Ramsden: ‘We must fight on’

Champion trainer Joey Ramsden on his two Met Day Group 1 second places

So Close! Bravura breathes down Igugu's neck in the dying strides.

Plenty will be written about J&B Met and Derby winners Igugu and Jackson in the weeks and months ahead. But spare a thought for the trainer of the two horses that ran second to these two stars.  Despite doing just about everything right with Bravura and Variety Club, there is no champagne served in the lonely second box.

But Joey Ramsden is a seasoned campaigner who has enjoyed a dream season and he was sportingly  philosophical afterwards.

Speaking to the Sporting Post on Sunday morning a pragmatic Ramsden said that he had been beaten in the two Gr1 races by two top horses:” There is absolutely no shame in being beaten by two top horses in these two great Group 1 races. Life goes on – I have no gripes. We will regroup and fight on, ” he said with a smile that only partially masked a hint of disappointment.

Lady Luck has seldom smiled on the very capable Bravura. The Normandy Stud bred recent winner of the Green Point Stakes pulled the widest draw in the L’Ormarins Queen’s Plate run three weeks ago, but still delivered a sterling effort in holding on for a not disgraced fourth position, just 1,80 lengths behind Gimmethegreenlight. A horse plagued with problems, he was having only his fifteenth career start when he cantered down impressively on Saturday.

Brave!Anton Marcus, Derek Brugman, Veronica Foulkes, JR and Fiona Ramsden.

Anton Marcus jumped Bravura well from his 12 draw and he went up front in an effort to dictate the pace. Up to 150m from home the plan appeared to be working sweetly, as it so often does when Marcus is at the controls. Ramsden confirmed that he believed Bravura to be a better horse when ridden from off the pace and said things may have been very different given a more advantageous draw and a ‘silly’ condition that ensured Bravura carried a 2kg penalty for a Gr1 race he won two years ago.

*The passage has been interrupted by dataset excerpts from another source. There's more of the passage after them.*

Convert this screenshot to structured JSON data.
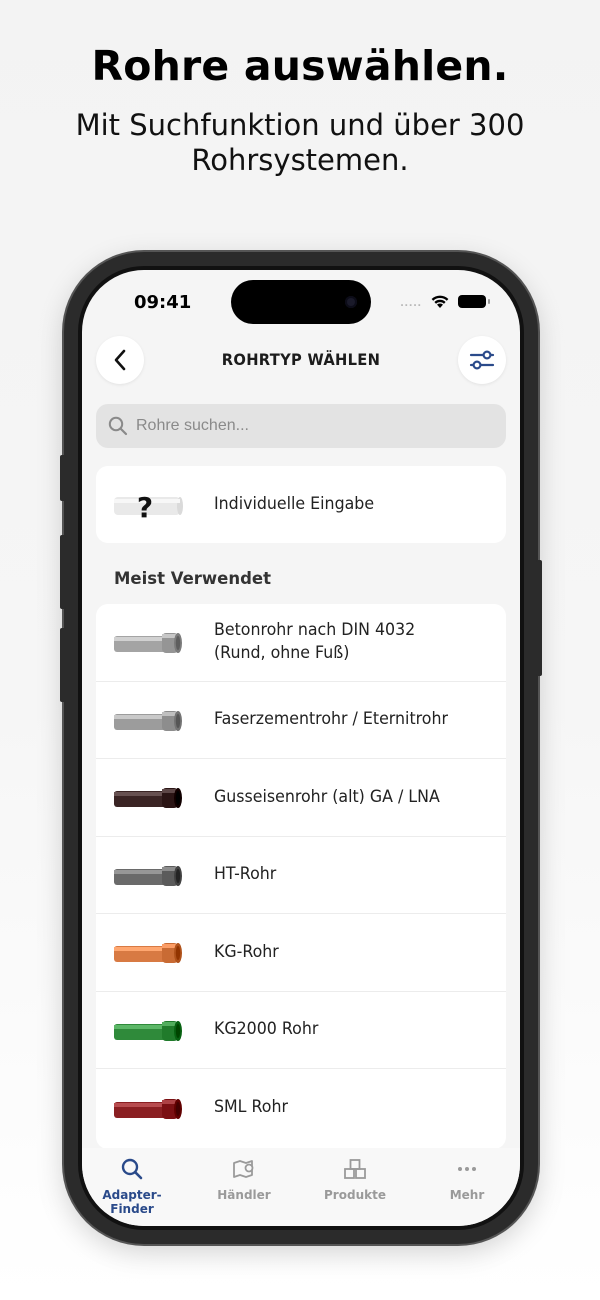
{
  "hero": {
    "title": "Rohre auswählen.",
    "subtitle": "Mit Suchfunktion und über 300 Rohrsystemen."
  },
  "status_bar": {
    "time": "09:41",
    "signal": "....."
  },
  "header": {
    "title": "ROHRTYP WÄHLEN"
  },
  "search": {
    "placeholder": "Rohre suchen..."
  },
  "custom_entry": {
    "label": "Individuelle Eingabe"
  },
  "section": {
    "title": "Meist Verwendet"
  },
  "pipes": [
    {
      "label": "Betonrohr nach DIN 4032 (Rund, ohne Fuß)",
      "icon": "concrete-pipe-icon",
      "color": "#a4a4a4"
    },
    {
      "label": "Faserzementrohr / Eternitrohr",
      "icon": "fiber-cement-pipe-icon",
      "color": "#9c9c9c"
    },
    {
      "label": "Gusseisenrohr (alt) GA / LNA",
      "icon": "cast-iron-pipe-icon",
      "color": "#3a2424"
    },
    {
      "label": "HT-Rohr",
      "icon": "ht-pipe-icon",
      "color": "#6a6a6a"
    },
    {
      "label": "KG-Rohr",
      "icon": "kg-pipe-icon",
      "color": "#d87a43"
    },
    {
      "label": "KG2000 Rohr",
      "icon": "kg2000-pipe-icon",
      "color": "#2f8a3a"
    },
    {
      "label": "SML Rohr",
      "icon": "sml-pipe-icon",
      "color": "#8a1f22"
    }
  ],
  "tabs": [
    {
      "label": "Adapter-Finder",
      "icon": "search-icon",
      "active": true
    },
    {
      "label": "Händler",
      "icon": "map-pin-icon",
      "active": false
    },
    {
      "label": "Produkte",
      "icon": "boxes-icon",
      "active": false
    },
    {
      "label": "Mehr",
      "icon": "more-dots-icon",
      "active": false
    }
  ],
  "colors": {
    "accent": "#2a4a8a",
    "inactive": "#9a9a9a"
  }
}
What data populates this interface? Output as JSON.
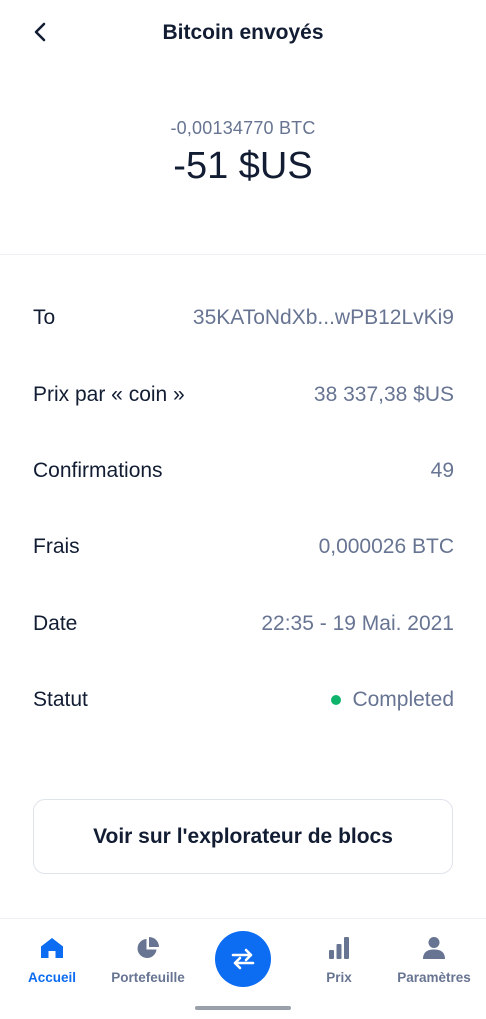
{
  "header": {
    "title": "Bitcoin envoyés",
    "back_icon": "chevron-left-icon"
  },
  "amount": {
    "crypto": "-0,00134770 BTC",
    "fiat": "-51 $US"
  },
  "details": [
    {
      "label": "To",
      "value": "35KAToNdXb...wPB12LvKi9"
    },
    {
      "label": "Prix par « coin »",
      "value": "38 337,38 $US"
    },
    {
      "label": "Confirmations",
      "value": "49"
    },
    {
      "label": "Frais",
      "value": "0,000026 BTC"
    },
    {
      "label": "Date",
      "value": "22:35 - 19 Mai. 2021"
    },
    {
      "label": "Statut",
      "value": "Completed",
      "status_color": "#10b36b"
    }
  ],
  "explorer_button": {
    "label": "Voir sur l'explorateur de blocs"
  },
  "nav": {
    "items": [
      {
        "label": "Accueil",
        "icon": "home-icon",
        "active": true
      },
      {
        "label": "Portefeuille",
        "icon": "pie-chart-icon",
        "active": false
      },
      {
        "label": "Prix",
        "icon": "bar-chart-icon",
        "active": false
      },
      {
        "label": "Paramètres",
        "icon": "user-icon",
        "active": false
      }
    ],
    "swap_icon": "swap-arrows-icon"
  },
  "colors": {
    "accent": "#0c6cf2",
    "text": "#121d33",
    "muted": "#677492",
    "status_green": "#10b36b"
  }
}
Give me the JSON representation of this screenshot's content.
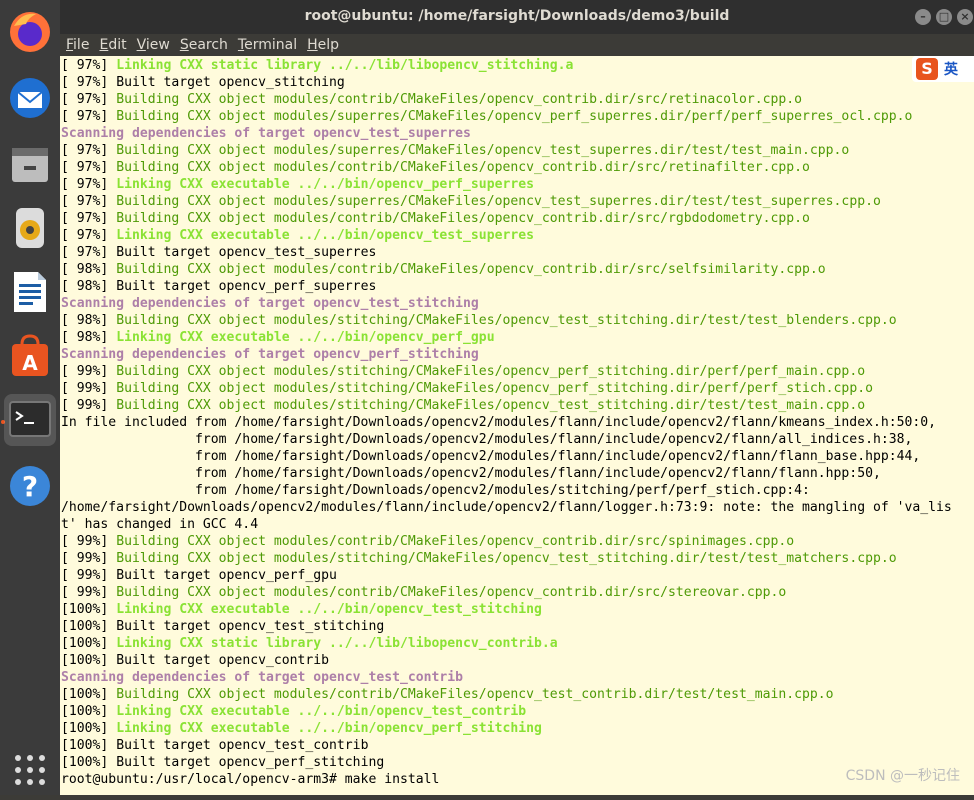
{
  "window": {
    "title": "root@ubuntu: /home/farsight/Downloads/demo3/build"
  },
  "menu": [
    {
      "mn": "F",
      "rest": "ile"
    },
    {
      "mn": "E",
      "rest": "dit"
    },
    {
      "mn": "V",
      "rest": "iew"
    },
    {
      "mn": "S",
      "rest": "earch"
    },
    {
      "mn": "T",
      "rest": "erminal"
    },
    {
      "mn": "H",
      "rest": "elp"
    }
  ],
  "dock": [
    {
      "name": "firefox-icon",
      "active": false
    },
    {
      "name": "thunderbird-icon",
      "active": false
    },
    {
      "name": "files-icon",
      "active": false
    },
    {
      "name": "rhythmbox-icon",
      "active": false
    },
    {
      "name": "libreoffice-writer-icon",
      "active": false
    },
    {
      "name": "software-center-icon",
      "active": false
    },
    {
      "name": "terminal-icon",
      "active": true
    },
    {
      "name": "help-icon",
      "active": false
    },
    {
      "name": "show-apps-icon",
      "active": false
    }
  ],
  "ime": {
    "logo": "S",
    "text": "英"
  },
  "watermark": "CSDN @一秒记住",
  "colors": {
    "terminal_bg": "#fffbdc",
    "green": "#4e9a06",
    "bright_green": "#8ae234",
    "magenta": "#ad7fa8",
    "accent": "#e95420"
  },
  "terminal_lines": [
    {
      "p": "[ 97%] ",
      "t": "Linking CXX static library ../../lib/libopencv_stitching.a",
      "c": "bgreen"
    },
    {
      "p": "[ 97%] ",
      "t": "Built target opencv_stitching",
      "c": "default"
    },
    {
      "p": "[ 97%] ",
      "t": "Building CXX object modules/contrib/CMakeFiles/opencv_contrib.dir/src/retinacolor.cpp.o",
      "c": "green"
    },
    {
      "p": "[ 97%] ",
      "t": "Building CXX object modules/superres/CMakeFiles/opencv_perf_superres.dir/perf/perf_superres_ocl.cpp.o",
      "c": "green"
    },
    {
      "p": "",
      "t": "Scanning dependencies of target opencv_test_superres",
      "c": "magenta"
    },
    {
      "p": "[ 97%] ",
      "t": "Building CXX object modules/superres/CMakeFiles/opencv_test_superres.dir/test/test_main.cpp.o",
      "c": "green"
    },
    {
      "p": "[ 97%] ",
      "t": "Building CXX object modules/contrib/CMakeFiles/opencv_contrib.dir/src/retinafilter.cpp.o",
      "c": "green"
    },
    {
      "p": "[ 97%] ",
      "t": "Linking CXX executable ../../bin/opencv_perf_superres",
      "c": "bgreen"
    },
    {
      "p": "[ 97%] ",
      "t": "Building CXX object modules/superres/CMakeFiles/opencv_test_superres.dir/test/test_superres.cpp.o",
      "c": "green"
    },
    {
      "p": "[ 97%] ",
      "t": "Building CXX object modules/contrib/CMakeFiles/opencv_contrib.dir/src/rgbdodometry.cpp.o",
      "c": "green"
    },
    {
      "p": "[ 97%] ",
      "t": "Linking CXX executable ../../bin/opencv_test_superres",
      "c": "bgreen"
    },
    {
      "p": "[ 97%] ",
      "t": "Built target opencv_test_superres",
      "c": "default"
    },
    {
      "p": "[ 98%] ",
      "t": "Building CXX object modules/contrib/CMakeFiles/opencv_contrib.dir/src/selfsimilarity.cpp.o",
      "c": "green"
    },
    {
      "p": "[ 98%] ",
      "t": "Built target opencv_perf_superres",
      "c": "default"
    },
    {
      "p": "",
      "t": "Scanning dependencies of target opencv_test_stitching",
      "c": "magenta"
    },
    {
      "p": "[ 98%] ",
      "t": "Building CXX object modules/stitching/CMakeFiles/opencv_test_stitching.dir/test/test_blenders.cpp.o",
      "c": "green"
    },
    {
      "p": "[ 98%] ",
      "t": "Linking CXX executable ../../bin/opencv_perf_gpu",
      "c": "bgreen"
    },
    {
      "p": "",
      "t": "Scanning dependencies of target opencv_perf_stitching",
      "c": "magenta"
    },
    {
      "p": "[ 99%] ",
      "t": "Building CXX object modules/stitching/CMakeFiles/opencv_perf_stitching.dir/perf/perf_main.cpp.o",
      "c": "green"
    },
    {
      "p": "[ 99%] ",
      "t": "Building CXX object modules/stitching/CMakeFiles/opencv_perf_stitching.dir/perf/perf_stich.cpp.o",
      "c": "green"
    },
    {
      "p": "[ 99%] ",
      "t": "Building CXX object modules/stitching/CMakeFiles/opencv_test_stitching.dir/test/test_main.cpp.o",
      "c": "green"
    },
    {
      "p": "",
      "t": "In file included from /home/farsight/Downloads/opencv2/modules/flann/include/opencv2/flann/kmeans_index.h:50:0,",
      "c": "default"
    },
    {
      "p": "",
      "t": "                 from /home/farsight/Downloads/opencv2/modules/flann/include/opencv2/flann/all_indices.h:38,",
      "c": "default"
    },
    {
      "p": "",
      "t": "                 from /home/farsight/Downloads/opencv2/modules/flann/include/opencv2/flann/flann_base.hpp:44,",
      "c": "default"
    },
    {
      "p": "",
      "t": "                 from /home/farsight/Downloads/opencv2/modules/flann/include/opencv2/flann/flann.hpp:50,",
      "c": "default"
    },
    {
      "p": "",
      "t": "                 from /home/farsight/Downloads/opencv2/modules/stitching/perf/perf_stich.cpp:4:",
      "c": "default"
    },
    {
      "p": "",
      "t": "/home/farsight/Downloads/opencv2/modules/flann/include/opencv2/flann/logger.h:73:9: note: the mangling of 'va_lis",
      "c": "default"
    },
    {
      "p": "",
      "t": "t' has changed in GCC 4.4",
      "c": "default"
    },
    {
      "p": "[ 99%] ",
      "t": "Building CXX object modules/contrib/CMakeFiles/opencv_contrib.dir/src/spinimages.cpp.o",
      "c": "green"
    },
    {
      "p": "[ 99%] ",
      "t": "Building CXX object modules/stitching/CMakeFiles/opencv_test_stitching.dir/test/test_matchers.cpp.o",
      "c": "green"
    },
    {
      "p": "[ 99%] ",
      "t": "Built target opencv_perf_gpu",
      "c": "default"
    },
    {
      "p": "[ 99%] ",
      "t": "Building CXX object modules/contrib/CMakeFiles/opencv_contrib.dir/src/stereovar.cpp.o",
      "c": "green"
    },
    {
      "p": "[100%] ",
      "t": "Linking CXX executable ../../bin/opencv_test_stitching",
      "c": "bgreen"
    },
    {
      "p": "[100%] ",
      "t": "Built target opencv_test_stitching",
      "c": "default"
    },
    {
      "p": "[100%] ",
      "t": "Linking CXX static library ../../lib/libopencv_contrib.a",
      "c": "bgreen"
    },
    {
      "p": "[100%] ",
      "t": "Built target opencv_contrib",
      "c": "default"
    },
    {
      "p": "",
      "t": "Scanning dependencies of target opencv_test_contrib",
      "c": "magenta"
    },
    {
      "p": "[100%] ",
      "t": "Building CXX object modules/contrib/CMakeFiles/opencv_test_contrib.dir/test/test_main.cpp.o",
      "c": "green"
    },
    {
      "p": "[100%] ",
      "t": "Linking CXX executable ../../bin/opencv_test_contrib",
      "c": "bgreen"
    },
    {
      "p": "[100%] ",
      "t": "Linking CXX executable ../../bin/opencv_perf_stitching",
      "c": "bgreen"
    },
    {
      "p": "[100%] ",
      "t": "Built target opencv_test_contrib",
      "c": "default"
    },
    {
      "p": "[100%] ",
      "t": "Built target opencv_perf_stitching",
      "c": "default"
    },
    {
      "p": "",
      "t": "root@ubuntu:/usr/local/opencv-arm3# make install",
      "c": "default"
    }
  ]
}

It is that very 2kg penalty that probably cost Bravura the race in the end: “Ironically that penalty falls away on 1 February. But that is four days too late for Bravura,” he joked.

Bravura turned the Queens Plate tables on Gimmethegreenlight,  who was 1kg better off with him but who may have found the extra 400m of the Met a leveller. Of his conqueror Igugu, Ramsden said that Mike De Kock was not the national champion racehorse trainer without good reason and that he had achieved what had sounded impossible at times in the build-up. “ Group 1 race preps need to go smoothly. But brilliant horses and champion trainers overcome the obstacles as Mike showed on Saturday,” he said.

Chasing. Variety Club is no match for Jackson in the Derby.

Another horse who carries the Markus Jooste silks, Variety Club, ran a  gallant second to the outstanding Jackson in the Gr1 Investec Cape Derby two hours earlier. Ramsden said that he was beaten by the better horse over the distance on the day: “Jackson looks like something very special – a very good horse. And I am not quite sure yet that Variety Club stays the 2000m, which makes his effort all the more commendable . One thing I can confirm is that the real Variety Club turned up today – he was not there on L’Ormarins Queen’s Plate day! “ he said in a reference to his narrow beating by Gimmethegreenlight three weeks ago.

Ramsden added that Variety Club had done more than he could have asked of him since winning the Matchem Stakes at Durbanville in the first week of October 2011, whereafter he had scooped the Selangor and Cape Guineas double in scintillating fashion. The Derby was his fourth Group race in two months and he said that he would be freshened up with some thought being given to his programme in the next six months.

Stop That Jet! The grey Shades Of Indigo chases Divine Jet home.

Ramsden’s third second of the day, and probably the easiest to swallow of the three, came in the eighth race, an MR 96 Handicap. He sent out shock Betting World Merchants winner Shades Of Indigo under a welterweight of 62,5kg in a competitive line-up.  Gisela Burg and Martin Wickens own probably the best sprinting son of Indigo Magic and the seven time winner ran a cracker to chase the much trumped Divine Jet home. Dean Kannemeyer had Divine Jet looking a million dollars after his flat effort in the Guineas, and he may just have shown here that at this stage of his life, sprinting is his forte. Ramsden said he was ‘thrilled’ with Shades Of Indigo’s great effort and said that the winner looked to be a Gr1 sprinter in the making.